The 2018 price for lift passes was €5 per lift, or €27.50 per day, for an adult. Buying more days reduces the daily rate, if you find a run you love and want to keep doing it, or plan to be out all day, a lift pass is the best option, but you can get a decent amount of riding in by buying a couple of lift passes.
For example, you can buy a pass for Le Pleney, ride down to Les Gets, on a blue, buy a pass to the top of the mountain on the Chavannes Express and ride back down to the bottom of Morzine, on a not too difficult red.
Alternatively, you could do the cross country loop via Linderettes – a scenic village full of free range goats, (as well as a shop selling goat skins.) This involves buying passes for the Super Morzine and Zore lifts and following a marked route, which brings you back to Morzine via Lac Montriond.
The scenery is spectacular, but this circular ride does require a bit of pedalling as well as road. It is less well made than the main downhill tracks with some sharp, rocky descents, and it’s not always that well signposted, so take a map.
What to take
There are 25 hire shops with a massive choice of great bikes, as well as all the armour. If you’re able to take your own bike, make sure it is serviced beforehand and take as many spares with you as you can. Everything costs a premium and some things you can’t find – my husband couldn’t replace a brake lever and had to hold it in place with a hair band. We were concerned our hardtails wouldn’t be up to the job, but they were fine and saved us loads on bike hire.
Full face helmets, elbow, knee pads and gloves are a minimum for protection. When you go up the mountain, the Morzine tourist board recommends taking a backpack with a bladder, energy bars, a piste map, phone, a multi-tool, a puncture repair kit and a couple of inner tubes with tyre levers, as well as disinfecting spray, dressings, bandages, medical tape, eyebath and suncream. We also needed arnica, Ibuleve, ibuprofen, paracetamol, rehydration tablets and blister plasters.
Plan for emergencies
Don’t forget to buy appropriate downhill insurance, as well as making sure your bike is insured. Carry a charged mobile phone with the emergency number (112) in your contacts. There are number markers on the trails which you can quote if you need to be rescued.

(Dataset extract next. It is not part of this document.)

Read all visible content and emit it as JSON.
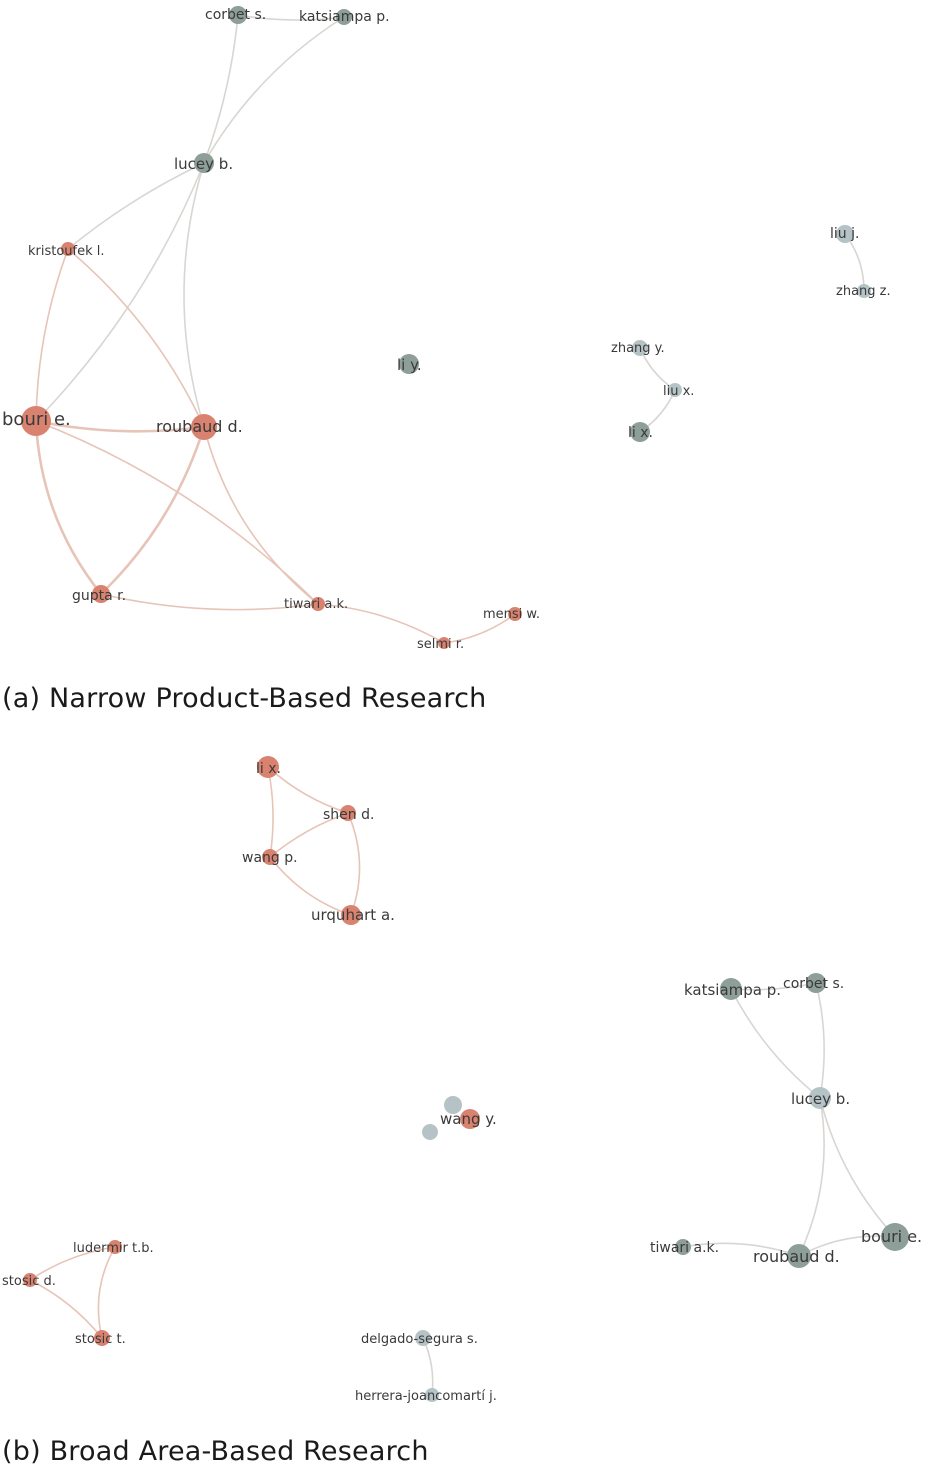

Check the weather before you ride and take appropriate clothing, as it can go from being swelteringly hot to feeling like you’re back in Wales very quickly.
Where to stay?
We assumed camping was the cheapest option, but thanks to Airbnb there is no need. There is such a lot of accommodation in Morzine that it’s easy to find an apartment, with parking, which isn’t much more expensive than camping, allows you to save money by self catering and avoids the not unusual thunderstorms. We ended up staying in a nice little place owned by Greg Minnaar’s mechanic. If you’re driving, stop off in Cluses for supplies, or even bring it with you.
If you’re on your own, or with a mate and want to be sociable, the Hideout Hostel is a great place to stay with a choice of shared dorms or en-suite rooms, bike storage, friendly staff and a delicious Asian Fusion menu, which is a refreshing change to the samey menus in the rest of the village.
What else is there to do?
There is masses to do besides cycling, which could be the clincher for getting buy in from the rest of your family to go on holiday, if they’re not keen on shredding.
Morzine offers a multi activity pass which costs €2 per person if you buy it for the duration of your holiday or €9 per person for just one day. This gives discounts for loads of the other activities on offer, including the open air swimming pool, the summer luge, paragliding, and free access to many of the lifts if you are walking, tennis courts and indoor ice rink.
The summer luge and Wibit aqua park were great fun to do on our day off, when we were aching from riding!